Systemic absorption of topical administration is well known. As expected, bimatoprost and timolol were detected systemically following ocular instillation. Systemic concentrations of bimatoprost and timolol are slightly lower when administered in combination versus single administration. Differences in metabolism of the two drugs suggest that they will not affect or alter one another (EPAR 2007).

For a fixed combination medication to be truly clinically advantageous, it must increase efficacy beyond each of its individual components given as monotherapy without decreasing safety (De Saint et al 2000). Brandt et al 2007, reported that the combination was effective, lowering mean IOP from baseline by up to 9.6 mmHg, and clinically and statistically superior to each constituent as judged by the overall criterion of >20% reduction in mean diurnal IOP, and maintaing the mean diurnal IOP below 18 mmHg at all visits. Also the reduction in IOP with the combination was numerically greater than for either active component and statically significant at most of the time points and visits.

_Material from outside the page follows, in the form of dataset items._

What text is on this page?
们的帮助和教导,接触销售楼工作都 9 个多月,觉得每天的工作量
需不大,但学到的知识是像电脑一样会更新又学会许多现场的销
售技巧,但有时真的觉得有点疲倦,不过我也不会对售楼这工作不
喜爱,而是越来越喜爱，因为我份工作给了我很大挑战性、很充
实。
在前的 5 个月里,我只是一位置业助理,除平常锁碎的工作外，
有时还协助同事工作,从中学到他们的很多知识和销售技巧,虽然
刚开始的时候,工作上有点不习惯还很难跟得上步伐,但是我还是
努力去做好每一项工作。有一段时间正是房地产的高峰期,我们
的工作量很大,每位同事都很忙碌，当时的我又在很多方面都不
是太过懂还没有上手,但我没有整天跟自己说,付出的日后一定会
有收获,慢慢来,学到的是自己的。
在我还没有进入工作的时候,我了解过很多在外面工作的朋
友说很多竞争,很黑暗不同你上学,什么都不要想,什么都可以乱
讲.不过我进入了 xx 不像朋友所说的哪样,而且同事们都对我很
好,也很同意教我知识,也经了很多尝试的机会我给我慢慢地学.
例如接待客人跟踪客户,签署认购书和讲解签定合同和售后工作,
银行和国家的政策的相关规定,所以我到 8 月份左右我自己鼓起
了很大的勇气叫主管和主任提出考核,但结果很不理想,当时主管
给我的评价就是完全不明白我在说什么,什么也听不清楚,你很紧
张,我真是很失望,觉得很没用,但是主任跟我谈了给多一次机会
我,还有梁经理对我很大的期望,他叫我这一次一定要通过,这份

As regards the safety of the combination, there were no signs or symptoms of intolerance and the incidence of conjunctival hyperemia was clinically and statistically less significant than each of the two components separately. The reason for the decreased incidence of conjunctival hyperemia is not clear. One possible explanation is that the α1-adrenoceptor agonistic effects of endogenous cat-echolamines, now unopposed by β2-adrenoceptor agonistic effects due to blockade by the timolol. Another explanation is that the antagonism of β2-adrenoceptors by timolol could diminish the production of nitric oxide (Arai et al 2003), a mediator of bimatoprost-associated hyperemia (Chen et al 2005). Irrespective of the mechanism, the conjunctival hyperemia associated with bimatoprost is non-inflammatory (Leal et al 2004).

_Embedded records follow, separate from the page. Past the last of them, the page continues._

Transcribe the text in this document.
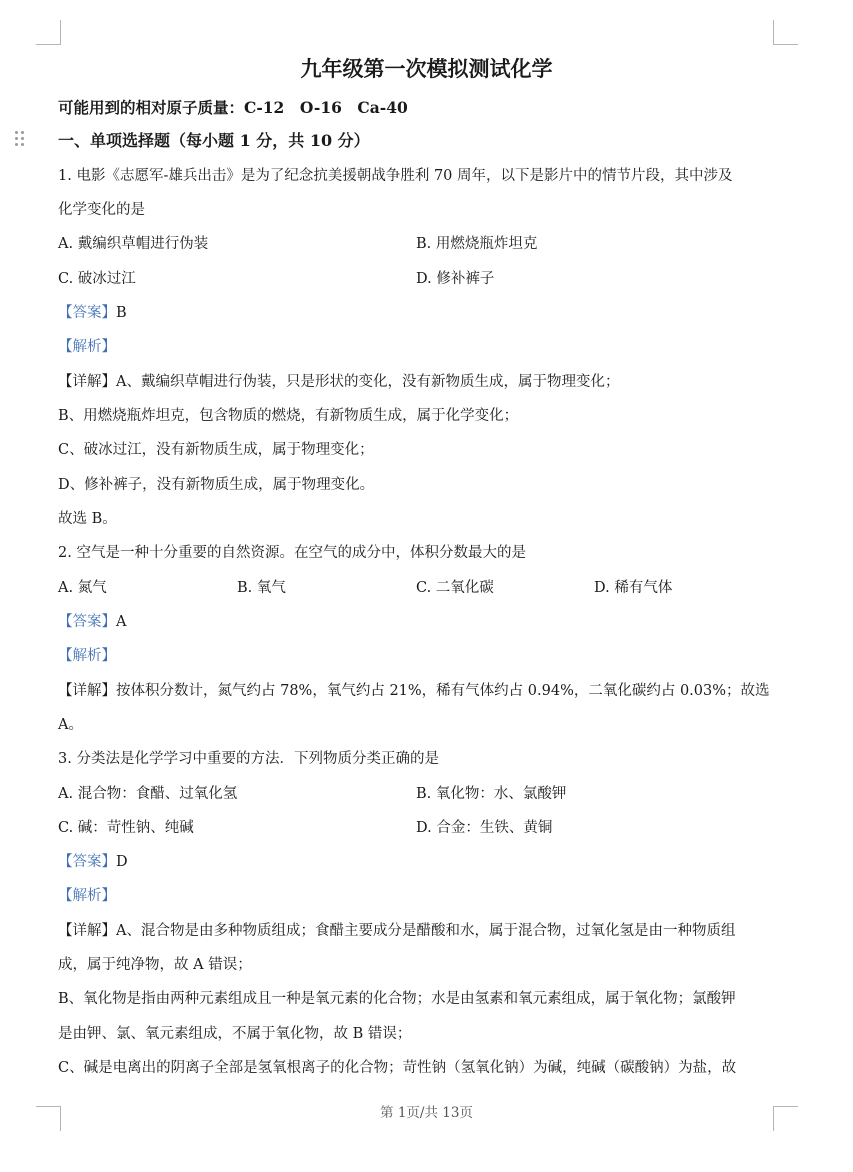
九年级第一次模拟测试化学
可能用到的相对原子质量：C-12　O-16　Ca-40
一、单项选择题（每小题 1 分，共 10 分）
1. 电影《志愿军-雄兵出击》是为了纪念抗美援朝战争胜利 70 周年，以下是影片中的情节片段，其中涉及
化学变化的是
A. 戴编织草帽进行伪装	B. 用燃烧瓶炸坦克
C. 破冰过江	D. 修补裤子
【答案】B
【解析】
【详解】A、戴编织草帽进行伪装，只是形状的变化，没有新物质生成，属于物理变化；
B、用燃烧瓶炸坦克，包含物质的燃烧，有新物质生成，属于化学变化；
C、破冰过江，没有新物质生成，属于物理变化；
D、修补裤子，没有新物质生成，属于物理变化。
故选 B。
2. 空气是一种十分重要的自然资源。在空气的成分中，体积分数最大的是
A. 氮气	B. 氧气	C. 二氧化碳	D. 稀有气体
【答案】A
【解析】
【详解】按体积分数计，氮气约占 78%，氧气约占 21%，稀有气体约占 0.94%，二氧化碳约占 0.03%；故选
A。
3. 分类法是化学学习中重要的方法．下列物质分类正确的是
A. 混合物：食醋、过氧化氢	B. 氧化物：水、氯酸钾
C. 碱：苛性钠、纯碱	D. 合金：生铁、黄铜
【答案】D
【解析】
【详解】A、混合物是由多种物质组成；食醋主要成分是醋酸和水，属于混合物，过氧化氢是由一种物质组
成，属于纯净物，故 A 错误；
B、氧化物是指由两种元素组成且一种是氧元素的化合物；水是由氢素和氧元素组成，属于氧化物；氯酸钾
是由钾、氯、氧元素组成，不属于氧化物，故 B 错误；
C、碱是电离出的阴离子全部是氢氧根离子的化合物；苛性钠（氢氧化钠）为碱，纯碱（碳酸钠）为盐，故
第 1页/共 13页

Actually the fixed combination of bimatoprost and timolol was clinically and statistically significantly more effective than either of its active constituents for patients with refractory glaucoma, for those patients requiring two or more ocular hypotensive medications, this single-bottle, fixed combination represents a convenient, therapeutic advantage over separate bottles. Also it represents a reduction in the number of drops per day that is required for the patient to instill. An established washout effect resulting from rapid sequence instillation of two medications requires that patients wait approximately 5 minutes between eye drops (Chrai et al 1947). Bimatoprost/timolol fixed combination offers a reduced time commitment for drop instillation and the potential for greater efficacy by eliminating the washout effect. Bimatoprost/timolol fixed combination offers cost and time savings, which may enhance compliance; also reducing the amount of preservative applied to the eye, will improve tolerability and may also favorably improve eventual surgical outcomes in patients who might require filtering procedures (Lavin et al 1990; Broadway et al 1994).